Rufus Johnson Sr. never made it to the NFL. His playing career ended at Texas Tech.
But for the younger Johnson, a defensive end out of Division II Tarleton State in Stephenville, Texas, hearing his name called in the sixth round was perhaps even more meaningful.
His father is undergoing dialysis and, the younger Johnson said Saturday, “It’s a hard deal for him.”
But he added, seeing his son drafted brightened Johnson Sr.’s day.
“He’s just smiled and said, ‘Good work,’ ” the younger Johnson said. “And I kissed him on the forehead.
“It’s a big deal to him.’
Stills Jr. was indeed born to be in the NFL.
Not only was his father in the league, but his uncle, Gary, was a linebacker whose career lasted 10 years with three teams.
Stills Jr. grew up Encinitas, Calif., near San Diego, where he was a five-star recruit coming out of La Costa Canyon High School and even caught passes from Drew Brees, his future quarterback with the Saints, at Todd Durkin’s fitness center in San Diego.
“Getting rid of Drew Brees or at least letting him go was one of the worst things we (the Chargers) have done,” Stills said. “I knew he was great.”
At Oklahoma, Stills started all 38 games in which he played over three seasons, teaming with quarterback Landry Jones, who was drafted by Pittsburgh in the fourth round Saturday.
Johnson Jr.’s path to the pros was somewhat rockier.
An all-district player at Spruce High in Dallas who was recruited by Mississippi State and Baylor among others, Johnson was a nonqualifier who wound up at Kilgore (Texas) Junior College.
Two years later and with a self-confessed “bad attitude,” he wound up at Tarleton State, located about 75 southwest of Dallas.
At Tarleton, the alma mater of Saalim Hakim, a late-season addition to the Saints’ roster last season, Johnson blossomed as a prospect and grew as a person.
“I enjoyed my time there,” he said. “Coach (Cary) Fowler was a wonderful coach.
“He helped me mature a lot, helped me become a man and really looked out for me.

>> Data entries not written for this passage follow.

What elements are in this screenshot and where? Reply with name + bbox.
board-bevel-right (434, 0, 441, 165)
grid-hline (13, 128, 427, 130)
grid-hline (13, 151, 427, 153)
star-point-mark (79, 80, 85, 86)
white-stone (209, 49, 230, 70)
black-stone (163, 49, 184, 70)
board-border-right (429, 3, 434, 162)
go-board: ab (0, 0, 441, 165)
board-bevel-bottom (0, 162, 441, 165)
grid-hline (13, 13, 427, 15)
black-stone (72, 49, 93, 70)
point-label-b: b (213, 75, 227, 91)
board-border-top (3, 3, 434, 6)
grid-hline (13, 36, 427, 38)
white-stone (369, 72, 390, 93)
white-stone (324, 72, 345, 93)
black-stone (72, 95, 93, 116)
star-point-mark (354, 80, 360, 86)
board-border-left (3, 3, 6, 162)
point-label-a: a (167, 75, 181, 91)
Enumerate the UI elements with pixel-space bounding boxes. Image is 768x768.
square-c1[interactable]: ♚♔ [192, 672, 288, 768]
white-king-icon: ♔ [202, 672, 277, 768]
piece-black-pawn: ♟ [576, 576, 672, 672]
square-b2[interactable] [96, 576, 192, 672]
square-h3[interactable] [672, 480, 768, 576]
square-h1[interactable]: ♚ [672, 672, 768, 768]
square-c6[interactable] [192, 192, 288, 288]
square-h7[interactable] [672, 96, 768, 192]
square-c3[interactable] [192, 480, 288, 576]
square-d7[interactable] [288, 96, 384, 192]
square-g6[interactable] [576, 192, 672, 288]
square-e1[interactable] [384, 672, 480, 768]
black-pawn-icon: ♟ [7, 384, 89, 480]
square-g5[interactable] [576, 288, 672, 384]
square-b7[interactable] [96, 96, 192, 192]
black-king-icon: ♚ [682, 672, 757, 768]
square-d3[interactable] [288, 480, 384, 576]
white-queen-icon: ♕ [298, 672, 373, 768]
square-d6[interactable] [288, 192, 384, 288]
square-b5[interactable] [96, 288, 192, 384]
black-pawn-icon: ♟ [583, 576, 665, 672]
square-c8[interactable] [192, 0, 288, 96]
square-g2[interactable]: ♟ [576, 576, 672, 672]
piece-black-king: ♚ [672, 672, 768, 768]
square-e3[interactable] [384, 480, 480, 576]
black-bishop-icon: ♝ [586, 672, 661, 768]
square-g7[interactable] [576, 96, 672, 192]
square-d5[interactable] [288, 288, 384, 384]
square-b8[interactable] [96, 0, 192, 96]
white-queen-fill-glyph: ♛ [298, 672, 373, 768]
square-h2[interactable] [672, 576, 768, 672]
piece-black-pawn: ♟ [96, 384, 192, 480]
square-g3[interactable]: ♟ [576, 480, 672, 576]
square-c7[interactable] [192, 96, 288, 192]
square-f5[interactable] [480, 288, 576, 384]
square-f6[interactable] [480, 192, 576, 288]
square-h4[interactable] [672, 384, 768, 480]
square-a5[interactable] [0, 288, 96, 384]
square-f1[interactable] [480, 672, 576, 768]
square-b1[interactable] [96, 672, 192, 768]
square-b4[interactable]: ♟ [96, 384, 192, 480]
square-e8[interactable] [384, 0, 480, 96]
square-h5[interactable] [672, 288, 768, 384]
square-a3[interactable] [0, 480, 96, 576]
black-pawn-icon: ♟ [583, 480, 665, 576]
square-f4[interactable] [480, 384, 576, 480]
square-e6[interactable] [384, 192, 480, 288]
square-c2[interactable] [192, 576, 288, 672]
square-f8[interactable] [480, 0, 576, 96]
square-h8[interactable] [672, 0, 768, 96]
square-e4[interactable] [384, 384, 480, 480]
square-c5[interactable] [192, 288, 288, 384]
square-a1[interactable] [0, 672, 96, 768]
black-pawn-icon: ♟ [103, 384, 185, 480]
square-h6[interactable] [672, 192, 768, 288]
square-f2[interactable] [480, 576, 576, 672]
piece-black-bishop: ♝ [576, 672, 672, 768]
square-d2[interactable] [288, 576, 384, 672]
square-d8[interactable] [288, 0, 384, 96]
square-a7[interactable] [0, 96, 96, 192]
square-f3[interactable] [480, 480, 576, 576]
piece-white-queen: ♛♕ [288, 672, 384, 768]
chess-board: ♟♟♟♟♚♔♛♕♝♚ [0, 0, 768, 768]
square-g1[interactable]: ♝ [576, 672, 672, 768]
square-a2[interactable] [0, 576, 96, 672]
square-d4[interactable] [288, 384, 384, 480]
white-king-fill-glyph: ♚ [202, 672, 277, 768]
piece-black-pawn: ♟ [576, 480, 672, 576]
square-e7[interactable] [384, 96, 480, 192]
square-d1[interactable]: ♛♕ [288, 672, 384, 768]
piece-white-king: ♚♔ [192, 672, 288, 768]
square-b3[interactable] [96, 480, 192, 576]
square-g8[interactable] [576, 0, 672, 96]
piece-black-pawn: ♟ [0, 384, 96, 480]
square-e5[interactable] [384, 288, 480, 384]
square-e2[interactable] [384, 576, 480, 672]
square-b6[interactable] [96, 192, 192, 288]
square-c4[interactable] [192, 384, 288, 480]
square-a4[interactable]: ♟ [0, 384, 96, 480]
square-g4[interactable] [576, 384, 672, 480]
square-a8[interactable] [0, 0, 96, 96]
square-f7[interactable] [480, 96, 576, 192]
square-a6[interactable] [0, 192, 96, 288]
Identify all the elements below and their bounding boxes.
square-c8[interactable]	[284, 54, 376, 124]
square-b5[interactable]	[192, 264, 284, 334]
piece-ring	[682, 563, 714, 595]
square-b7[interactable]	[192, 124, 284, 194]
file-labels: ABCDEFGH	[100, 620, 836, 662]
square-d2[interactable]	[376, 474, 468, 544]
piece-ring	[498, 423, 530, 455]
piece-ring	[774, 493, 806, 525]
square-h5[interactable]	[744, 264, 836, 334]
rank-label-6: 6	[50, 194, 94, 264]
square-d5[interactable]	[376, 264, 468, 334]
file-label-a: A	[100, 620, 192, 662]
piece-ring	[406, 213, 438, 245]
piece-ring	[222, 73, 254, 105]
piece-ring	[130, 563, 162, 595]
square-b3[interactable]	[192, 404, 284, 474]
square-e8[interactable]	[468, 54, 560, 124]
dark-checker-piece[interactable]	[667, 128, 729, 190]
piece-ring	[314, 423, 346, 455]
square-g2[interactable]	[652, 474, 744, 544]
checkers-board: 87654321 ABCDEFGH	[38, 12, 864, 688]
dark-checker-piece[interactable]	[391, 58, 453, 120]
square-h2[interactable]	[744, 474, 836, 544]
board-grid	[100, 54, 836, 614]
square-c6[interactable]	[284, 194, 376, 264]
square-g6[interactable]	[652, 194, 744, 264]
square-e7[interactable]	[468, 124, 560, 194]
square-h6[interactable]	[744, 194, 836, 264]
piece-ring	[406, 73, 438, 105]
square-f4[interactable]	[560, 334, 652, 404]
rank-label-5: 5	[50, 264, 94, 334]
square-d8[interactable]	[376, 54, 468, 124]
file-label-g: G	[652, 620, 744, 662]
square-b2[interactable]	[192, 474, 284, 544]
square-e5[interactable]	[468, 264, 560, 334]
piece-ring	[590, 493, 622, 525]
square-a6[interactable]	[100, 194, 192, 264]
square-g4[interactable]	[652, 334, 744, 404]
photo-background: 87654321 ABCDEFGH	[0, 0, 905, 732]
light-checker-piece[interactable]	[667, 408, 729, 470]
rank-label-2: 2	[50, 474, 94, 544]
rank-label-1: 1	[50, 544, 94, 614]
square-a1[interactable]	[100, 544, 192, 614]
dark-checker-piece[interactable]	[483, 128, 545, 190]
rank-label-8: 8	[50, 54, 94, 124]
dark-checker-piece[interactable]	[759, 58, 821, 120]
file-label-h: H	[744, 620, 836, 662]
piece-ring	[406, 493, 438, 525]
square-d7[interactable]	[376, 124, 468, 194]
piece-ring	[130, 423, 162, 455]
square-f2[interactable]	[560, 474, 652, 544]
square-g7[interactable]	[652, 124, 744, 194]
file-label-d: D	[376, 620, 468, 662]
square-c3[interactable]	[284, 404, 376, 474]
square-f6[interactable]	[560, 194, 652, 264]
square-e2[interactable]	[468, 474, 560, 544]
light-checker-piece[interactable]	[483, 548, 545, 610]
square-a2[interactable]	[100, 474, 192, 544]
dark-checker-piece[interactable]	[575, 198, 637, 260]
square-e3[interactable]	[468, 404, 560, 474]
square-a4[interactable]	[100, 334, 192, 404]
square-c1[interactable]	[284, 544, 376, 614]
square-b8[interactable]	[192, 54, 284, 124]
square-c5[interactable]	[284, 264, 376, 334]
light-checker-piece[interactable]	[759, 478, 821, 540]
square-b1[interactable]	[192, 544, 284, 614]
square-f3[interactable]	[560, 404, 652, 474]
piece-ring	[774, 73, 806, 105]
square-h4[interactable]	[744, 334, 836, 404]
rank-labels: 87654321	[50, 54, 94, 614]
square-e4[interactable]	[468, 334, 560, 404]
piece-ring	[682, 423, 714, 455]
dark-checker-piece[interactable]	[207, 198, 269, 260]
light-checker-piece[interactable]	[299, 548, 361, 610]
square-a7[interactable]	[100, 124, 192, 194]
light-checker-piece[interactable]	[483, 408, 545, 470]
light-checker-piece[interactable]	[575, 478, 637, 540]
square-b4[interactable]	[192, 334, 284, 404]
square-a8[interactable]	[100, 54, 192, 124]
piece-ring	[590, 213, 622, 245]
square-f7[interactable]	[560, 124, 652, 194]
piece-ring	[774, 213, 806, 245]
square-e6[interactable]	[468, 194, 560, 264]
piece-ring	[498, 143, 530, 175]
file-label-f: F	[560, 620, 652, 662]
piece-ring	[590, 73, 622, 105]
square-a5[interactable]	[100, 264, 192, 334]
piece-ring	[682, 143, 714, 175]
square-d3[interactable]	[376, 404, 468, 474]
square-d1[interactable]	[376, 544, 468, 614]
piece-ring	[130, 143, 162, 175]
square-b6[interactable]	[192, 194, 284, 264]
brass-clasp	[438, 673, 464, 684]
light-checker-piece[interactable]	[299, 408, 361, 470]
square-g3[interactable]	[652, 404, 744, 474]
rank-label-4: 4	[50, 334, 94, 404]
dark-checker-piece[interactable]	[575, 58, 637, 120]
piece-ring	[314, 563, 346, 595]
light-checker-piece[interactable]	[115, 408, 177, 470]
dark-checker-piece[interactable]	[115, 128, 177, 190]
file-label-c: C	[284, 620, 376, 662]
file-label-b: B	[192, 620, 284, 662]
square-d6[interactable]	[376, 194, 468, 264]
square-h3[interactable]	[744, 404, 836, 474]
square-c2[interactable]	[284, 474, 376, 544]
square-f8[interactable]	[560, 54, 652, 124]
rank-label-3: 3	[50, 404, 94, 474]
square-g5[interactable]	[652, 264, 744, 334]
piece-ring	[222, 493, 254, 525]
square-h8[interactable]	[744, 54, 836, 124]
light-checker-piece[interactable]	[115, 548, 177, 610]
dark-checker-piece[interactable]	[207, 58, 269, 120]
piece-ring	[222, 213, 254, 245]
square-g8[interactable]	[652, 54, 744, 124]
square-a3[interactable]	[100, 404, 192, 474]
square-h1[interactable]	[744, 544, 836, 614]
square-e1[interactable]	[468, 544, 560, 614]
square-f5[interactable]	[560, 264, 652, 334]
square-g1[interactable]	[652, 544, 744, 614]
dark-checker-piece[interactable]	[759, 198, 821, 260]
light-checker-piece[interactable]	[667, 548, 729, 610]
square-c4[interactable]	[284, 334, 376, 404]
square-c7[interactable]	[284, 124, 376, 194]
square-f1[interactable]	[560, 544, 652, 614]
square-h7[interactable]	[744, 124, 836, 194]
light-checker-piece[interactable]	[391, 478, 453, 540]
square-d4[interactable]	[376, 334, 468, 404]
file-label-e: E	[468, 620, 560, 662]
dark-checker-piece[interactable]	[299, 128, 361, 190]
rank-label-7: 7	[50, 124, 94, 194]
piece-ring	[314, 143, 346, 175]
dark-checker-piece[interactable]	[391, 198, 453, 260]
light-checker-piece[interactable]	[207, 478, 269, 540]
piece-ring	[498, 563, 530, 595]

Right now, it’s just a blessing.”
That’s why Johnson had a low-key watching party in his home Saturday and was overcome with emotion both when he got the call from the Saints and several minutes later in a conference call with the media.
“I can’t even talk right now,” he said. “My heart is beating fast. I’m sweating and stuff.
“I just broke down and couldn’t even talk to my dad. This is such a blessing to me.”
Stills had opted to leave Oklahoma a year early even though he had been advised he would be no better than a third-round choice,
The evaluations he received later were such that Stills didn’t even watch the draft Friday, spending time on the beach with his friends.
Then Saturday he watched as the fourth round went by plus the first 10 picks of the fifth before his name was called.
“I don’t have any regrets,” said Stills, who was the 21st wide receiver selected. “I have a strong faith in my plan and God’s plan for me was to go in the fifth round. I am where I am because of that. All I have to do is god to work now and prove people wrong, all of the people that doubted me. I love being the underdog.”
In Johnson’s case, he had no choice.
“Coming from a small school, I know the bigger school guys are the ones who get drafted,” he said. “I felt like I was the underdog. I know a lot of people haven’t heard about me, but having this opportunity I really think I have a chance to showcase what I really can do at the top level.”
And fulfill his father’s dreams.
“My dad gave me the smile he’s been giving me since I was six years old, ever since I was playing Pop Warner,” Johnson said. “And then he told me now it’s time to go to work.”